Ecosse Subsea Systems (ESS) has signed a Letter of Intent with ABB for a seabed clearance and trenching project in the north of Scotland.
The Aberdeenshire-based subsea technology firm will prepare the route for the 100-mile interconnector cable at the centre of SHE Transmission’s £1.2 billion Caithness-Moray transmission link project. Depending on the final scope and options selected, the contract will be ESS’s largest ever contract award.
When completed, the Caithness-Moray cable will be capable of carrying 1.2GW of renewable energy generated in the North of Scotland to the main UK electricity transmission network.
ESS will perform boulder clearance operations and pre-lay trenching prior to the laying of the transmission cable which will run from Spittal in Caithness to Blackhillock in Moray. Once the transmission cable is installed by main contractors ABB, ESS will complete back-fill operations to safely conceal and protect the cable.
Scottish Energy Minister, Fergus Ewing, praised the appointment of ESS as an example of Scottish technologies being utilised in contracts of national importance.
Mr Ewing said: “I am delighted to hear that Ecosse Subsea Systems has secured this agreement, which will be of significant value to the Banchory-based firm. ESS is a significant local employer, with around 80 staff, and its involvement in the Caithness-Moray project will secure an additional 20 jobs over the next two years. It is an excellent example of a Scottish company using the skills, technology and experience from delivering North Sea oil and gas projects to secure new opportunities.
“As well as having significant local and national supply chain benefits, the Caithness-Moray project will enable 1.2 GW of new renewable generation to connect to the high-voltage network providing enough electricity to power the equivalent of over 500,000 homes and also making a substantial contribution toward our renewable electricity target. Reinforcement of the grid in this resource-rich part of the country will also help to pave the way for future island connections to Orkney and Shetland.”

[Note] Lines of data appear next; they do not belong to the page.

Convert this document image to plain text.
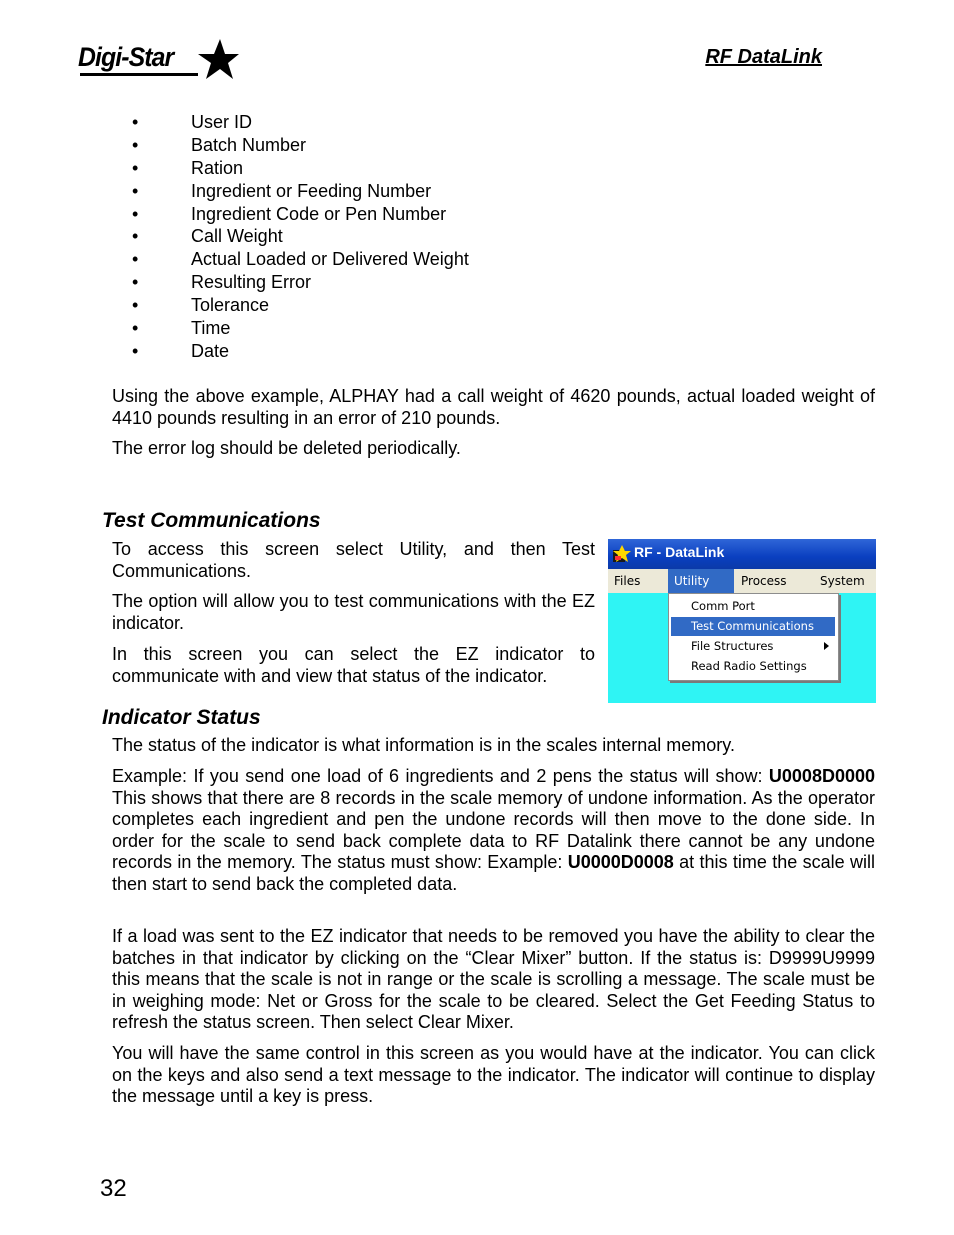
Digi-Star	RF DataLink
•	User ID
•	Batch Number
•	Ration
•	Ingredient or Feeding Number
•	Ingredient Code or Pen Number
•	Call Weight
•	Actual Loaded or Delivered Weight
•	Resulting Error
•	Tolerance
•	Time
•	Date

Using the above example, ALPHAY had a call weight of 4620 pounds, actual loaded weight of 4410 pounds resulting in an error of 210 pounds.

The error log should be deleted periodically.

Test Communications

To access this screen select Utility, and then Test Communications.

The option will allow you to test communications with the EZ indicator.

In this screen you can select the EZ indicator to communicate with and view that status of the indicator.

RF - DataLink
Files	Utility	Process	System
Comm Port
Test Communications
File Structures
Read Radio Settings
Indicator Status

The status of the indicator is what information is in the scales internal memory.

Example: If you send one load of 6 ingredients and 2 pens the status will show: U0008D0000 This shows that there are 8 records in the scale memory of undone information. As the operator completes each ingredient and pen the undone records will then move to the done side. In order for the scale to send back complete data to RF Datalink there cannot be any undone records in the memory. The status must show: Example: U0000D0008 at this time the scale will then start to send back the completed data.

If a load was sent to the EZ indicator that needs to be removed you have the ability to clear the batches in that indicator by clicking on the “Clear Mixer” button. If the status is: D9999U9999 this means that the scale is not in range or the scale is scrolling a message. The scale must be in weighing mode: Net or Gross for the scale to be cleared. Select the Get Feeding Status to refresh the status screen. Then select Clear Mixer.

You will have the same control in this screen as you would have at the indicator. You can click on the keys and also send a text message to the indicator. The indicator will continue to display the message until a key is press.

32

ESS has already started pre-engineering work on the project and has a scheduled start date of December 2016 for what is estimated to be a six to seven month campaign. The company is a leading exponent of pre-cut trenching which is widely recognised as more environmentally friendly than traditional cable-laying methods and also offers greater protection for the cable and reduces risk of damage during the lay operations.
Keith McDermott, ESS commercial director, said he was delighted that ESS, a Scottish based company, would play such a prominent role in using Scottish developed technology on a project of national importance.
He said: “Our commitment and significant investment in pre-lay trenching techniques is now resulting in the award of multi-million pound contracts like the Caithness Moray transmission cable project.”
SSE Director of Transmission, Dave Gardner, said: “We are delighted that a local company and local workers are to benefit from such a significant piece of work on the Caithness-Moray project. We are also very proud that Caithness-Moray is a Living Wage project, meaning that everyone who works on it will be paid at least the Living Wage. Through these initiatives we are determined to ensure that local people and the local economy get as much economic benefit from the project as possible.”
ESS managing director, Mike Wilson, added: “Cable owners and manufacturers have recognised that our method reduces the risk of damage to the cable and our use of smaller charter vessels brings huge cost savings. We also reduce the possibility of schedule disruption because, working ahead of the laying phase, we can identify and help solve any potential engineering problems with the proposed seabed route before it reaches a critical point.”
ESS’s deepwater SCAR plough was originally designed for use in the oil and gas sector and continues to work on hydrocarbon projects but the company has
successfully adapted the technology to suit the requirements of the renewables sector.
Following a number of successful windfarm seabed clearance and trenching projects in the Humber Estuary and the Baltic Sea, ESS has established the SCAR’s credentials and a fast, safe and cost-effective alternative to other seabed clearance and cable installation options.
Mr Wilson added: “The alternative method is to lay the cable first and then post-lay cut the trench but that is like laying a power cable alongside a road and then using a JCB to dig around and underneath the cable. Using our SCAR plough avoids compromising the integrity of the cable, significantly reduces the risk of damage, and offers operators greater peace of mind.”